PS.: If anybody needs more details on the scenario, please let me know.
Edit 1
With CPU collapse I mean that the server gets too slow that we have to restart it.
Edit 2
Here I post some part of the code so you can get an idea of how it's programmed:
while(true){
//starting the service
try
{
IPEndPoint endPoint = conn.SettingConnection();
string id = _objProp.Parametros.IdApp;
using (socket = conn.Connect(endPoint))
{
while (!socket.Connected)
{
_log.SetLog("INFO", "Conectando socket...");
socket = conn.Connect(endPoint);
//if the connection failed, wait 5 seconds for a new try.
if (!socket.Connected)
{
Thread.Sleep(5000);
}
}
proInThread = new Thread(proIn.ThreadRun);
conInThread = new Thread(conIn.ThreadRun);
conOutThread = new Thread(conOut.ThreadRun);
proInThread.Start();
conInThread.Start();
conOutThread.Start();
proInThread.Join();
conInThread.Join();
conOutThread.Join();
}
}
}
Edit 3
Thread 1
while (_socket.Connected)
{
try
{
var conn = new AppConection(ref _objPropiedades);
try
{
string message = conn.ReceiveMessage(_socket);
lock (((ICollection)_queue).SyncRoot)
{
_queue.Enqueue(message);
_syncEvents.NewItemEvent.Set();
_syncEvents.NewResetEvent.Set();
}
lock (((ICollection)_total_rec).SyncRoot)
{
_total_rec.Add("1");
}
}
catch (SocketException ex)
{
//log exception
}
catch (IndexOutOfRangeException ex)
{
//log exception
}
catch (Exception ex)
{
//log exception
}
//message received
}
catch (Exception ex)
{
//logging error
}
}
//release ANY instance that could be using memory
_socket.Dispose();
log = null;
Thread 2
while (_socket.Connected)
{
try{
_syncEvents.NewItemEventOut.WaitOne();
if (_socket.Connected)
{
lock (((ICollection)_queue).SyncRoot)
{
total_queue = _queue.Count();
}
int i = 0;
while (i < total_queue)
{
//EMail Emails;
string mail = "";
lock (((ICollection)_queue).SyncRoot)
{
mail = _queue.Dequeue();
i = i + 1;
}
try
{
conn.SendMessage(_socket, mail);
_syncEvents.NewResetEvent.Set();
}
catch (SocketException ex)
{
//log exception
}
}
}
else
{
//log exception
_syncEvents.NewAbortEvent.Set();
Thread.CurrentThread.Abort();
}
}
catch (InvalidOperationException e)
{
//log exception
}
catch (Exception e)
{
//log exception
}
}
//release ANY instance that could be using memory
_socket.Dispose();
conn = null;
log = null;
Thread 3
while (_socket.Connected)
{
int total_queue = 0;
try
{
_syncEvents.NewItemEvent.WaitOne();
lock (((ICollection) _queue).SyncRoot)
{
total_queue = _queue.Count();
}
int i = 0;
while (i < total_queue)
{
if (mgthreads.GetThreatdAct() <
mgthreads.GetMaxThread())
{
string message = "";
lock (((ICollection) _queue).SyncRoot)
{
message = _queue.Dequeue();
i = i + 1;
}
count++;
lock (((ICollection) _queueO).SyncRoot)
{
app.SetParameters(_socket, _id,
message, _queueO, _syncEvents,
_total_Env, _total_err);
}
Thread producerThread = new
Thread(app.ThreadJob) { Name =
"ProducerThread_" +
DateTime.Now.ToString("ddMMyyyyhhmmss"),
Priority = ThreadPriority.AboveNormal
};
producerThread.Start();
producerThread.Join();
mgthreads.IncThreatdAct(producerThread);
}
mgthreads.DecThreatdAct();
}
mgthreads.DecThreatdAct();
}
catch (InvalidOperationException e)
{
}
catch (Exception e)
{
}
Thread.Sleep(500);
}
//release ANY instance that could be using memory
_socket.Dispose();
app = null;
log = null;
mgthreads = null;
Thread 4
MessageVO mesVo =
fac.ParseMessageXml(_message);
I would lower the thread priority and have all threads pass through a Semaphore that limits concurrency to Environment.ProcessorCount.
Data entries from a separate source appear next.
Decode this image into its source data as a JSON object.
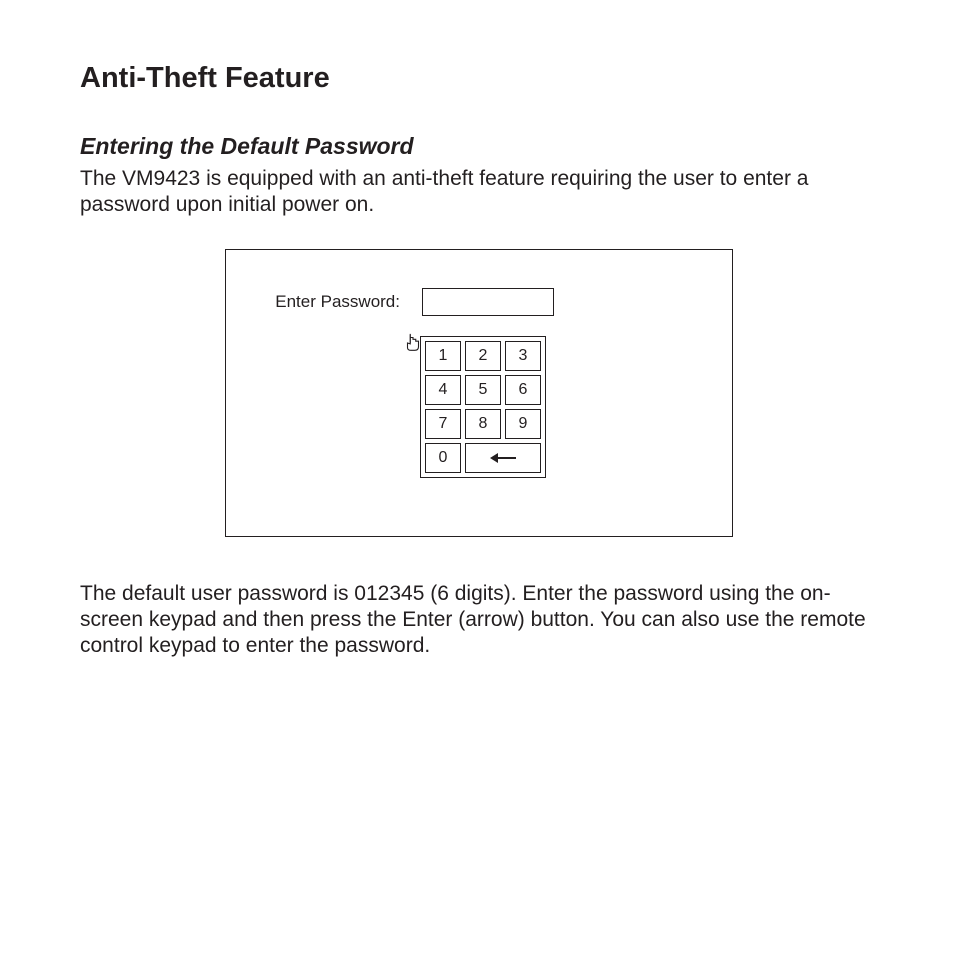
{
  "title": "Anti-Theft Feature",
  "subtitle": "Entering the Default Password",
  "intro": "The VM9423 is equipped with an anti-theft feature requiring the user to enter a password upon initial power on.",
  "screen": {
    "password_label": "Enter Password:",
    "password_value": "",
    "keypad": {
      "row1": [
        "1",
        "2",
        "3"
      ],
      "row2": [
        "4",
        "5",
        "6"
      ],
      "row3": [
        "7",
        "8",
        "9"
      ],
      "row4_zero": "0",
      "enter_icon": "enter-arrow-icon"
    }
  },
  "body": "The default user password is 012345 (6 digits). Enter the password using the on-screen keypad and then press the Enter (arrow) button. You can also use the remote control keypad to enter the password."
}
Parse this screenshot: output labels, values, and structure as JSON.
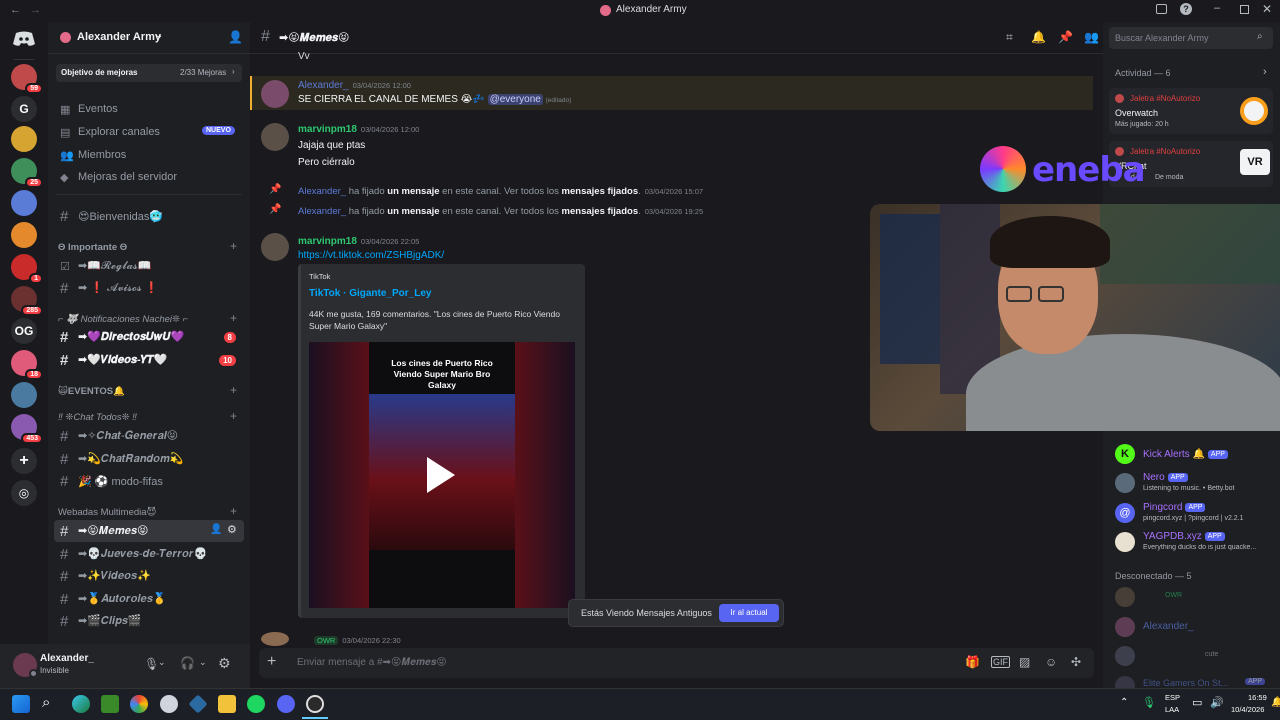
{
  "window": {
    "title": "Alexander Army"
  },
  "server": {
    "name": "Alexander Army",
    "boost_label": "Objetivo de mejoras",
    "boost_count": "2/33 Mejoras"
  },
  "server_badges": [
    "59",
    "25",
    "1",
    "285",
    "18",
    "453"
  ],
  "server_letters": [
    "G",
    "OG"
  ],
  "nav": {
    "events": "Eventos",
    "explore": "Explorar canales",
    "explore_badge": "NUEVO",
    "members": "Miembros",
    "boosts": "Mejoras del servidor"
  },
  "channels": {
    "welcome": "😍Bienvenidas🥶",
    "cat_important": "Θ Importante Θ",
    "rules": "➡📖𝓡𝓮𝓰𝓵𝓪𝓼📖",
    "notices": "➡ ❗ 𝓐𝓿𝓲𝓼𝓸𝓼 ❗",
    "cat_notif": "⌐ 🐺 Notificaciones Nachei❊ ⌐",
    "directos": "➡💜𝑫𝒊𝒓𝒆𝒄𝒕𝒐𝒔𝑼𝒘𝑼💜",
    "directos_badge": "8",
    "videos_yt": "➡🤍𝑽𝒊𝒅𝒆𝒐𝒔-𝒀𝑻🤍",
    "videos_yt_badge": "10",
    "cat_events": "🙀EVENTOS🔔",
    "cat_chat": "‼ ❊Chat Todos❊ ‼",
    "general": "➡✧𝑪𝒉𝒂𝒕-𝑮𝒆𝒏𝒆𝒓𝒂𝒍😝",
    "random": "➡💫𝑪𝒉𝒂𝒕𝑹𝒂𝒏𝒅𝒐𝒎💫",
    "fifas": "🎉 ⚽ modo-fifas",
    "cat_media": "Webadas Multimedia😈",
    "memes": "➡😝𝑴𝒆𝒎𝒆𝒔😝",
    "jueves": "➡💀𝑱𝒖𝒆𝒗𝒆𝒔-𝒅𝒆-𝑻𝒆𝒓𝒓𝒐𝒓💀",
    "videos": "➡✨𝑽𝒊𝒅𝒆𝒐𝒔✨",
    "autoroles": "➡🥇𝑨𝒖𝒕𝒐𝒓𝒐𝒍𝒆𝒔🥇",
    "clips": "➡🎬𝑪𝒍𝒊𝒑𝒔🎬"
  },
  "user": {
    "name": "Alexander_",
    "status": "Invisible"
  },
  "header": {
    "channel": "➡😝𝑴𝒆𝒎𝒆𝒔😝",
    "search_placeholder": "Buscar Alexander Army"
  },
  "messages": {
    "prev": "Vv",
    "m1_author": "Alexander_",
    "m1_time": "03/04/2026 12:00",
    "m1_text": "SE CIERRA EL CANAL DE MEMES 😭💤",
    "m1_mention": "@everyone",
    "m1_edited": "(editado)",
    "m2_author": "marvinpm18",
    "m2_time": "03/04/2026 12:00",
    "m2_line1": "Jajaja que ptas",
    "m2_line2": "Pero ciérralo",
    "pin1": {
      "user": "Alexander_",
      "a": " ha fijado ",
      "b": "un mensaje",
      "c": " en este canal. Ver todos los ",
      "d": "mensajes fijados",
      "e": ".",
      "time": "03/04/2026 15:07"
    },
    "pin2": {
      "user": "Alexander_",
      "a": " ha fijado ",
      "b": "un mensaje",
      "c": " en este canal. Ver todos los ",
      "d": "mensajes fijados",
      "e": ".",
      "time": "03/04/2026 19:25"
    },
    "m3_author": "marvinpm18",
    "m3_time": "03/04/2026 22:05",
    "m3_link": "https://vt.tiktok.com/ZSHBjgADK/",
    "embed": {
      "provider": "TikTok",
      "title": "TikTok · Gigante_Por_Ley",
      "desc": "44K me gusta, 169 comentarios. \"Los cines de Puerto Rico Viendo Super Mario Galaxy\"",
      "video_caption": "Los cines de Puerto Rico Viendo Super Mario Bro Galaxy"
    },
    "m4_tag": "OWR",
    "m4_time": "03/04/2026 22:30"
  },
  "old_banner": {
    "text": "Estás Viendo Mensajes Antiguos",
    "button": "Ir al actual"
  },
  "composer": {
    "placeholder": "Enviar mensaje a #➡😝𝑴𝒆𝒎𝒆𝒔😝"
  },
  "activity": {
    "label": "Actividad — 6",
    "a1_user": "Jaletra #NoAutorizo",
    "a1_game": "Overwatch",
    "a1_meta": "Más jugado: 20 h",
    "a2_user": "Jaletra #NoAutorizo",
    "a2_game": "VRChat",
    "a2_meta": "3 d",
    "a2_trend": "De moda"
  },
  "overlay": {
    "brand": "eneba"
  },
  "member_list": {
    "bots": [
      {
        "name": "Kick Alerts 🔔",
        "tag": "APP",
        "status": ""
      },
      {
        "name": "Nero",
        "tag": "APP",
        "status": "Listening to music. • Betty.bot"
      },
      {
        "name": "Pingcord",
        "tag": "APP",
        "status": "pingcord.xyz | ?pingcord | v2.2.1"
      },
      {
        "name": "YAGPDB.xyz",
        "tag": "APP",
        "status": "Everything ducks do is just quacke..."
      }
    ],
    "offline_label": "Desconectado — 5",
    "offline": [
      "OWR",
      "Alexander_",
      "cute",
      "Elite Gamers On St...",
      "APP"
    ]
  },
  "taskbar": {
    "lang": "ESP",
    "region": "LAA",
    "time": "16:59",
    "date": "10/4/2026"
  },
  "colors": {
    "accent": "#5865f2",
    "green": "#23a55a",
    "red": "#f23f43",
    "bg": "#1a1a1e"
  }
}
This not a perfect solution but it sounds like it is enough in this case and an easy fix.
Edit: Thinking about it, you have to fold the 10 services into one single process because otherwise you won't have centralized control about the threads that are running. If you have 10 independent processes they cannot coordinate.
There should normally be no collapse because of high cpu usage. While any of the threads is waiting for something remote to happen (for instance for the remote server to response to the request), that thread uses no cpu resource. But while it is actually doing something, it uses cpu accordingly. In the Task you mentioned, there is no inherent high cpu usage (as the saving of PCM file as WAV requires no complex algorithm), so the high cpu usage seems to be a sign of an error in programming.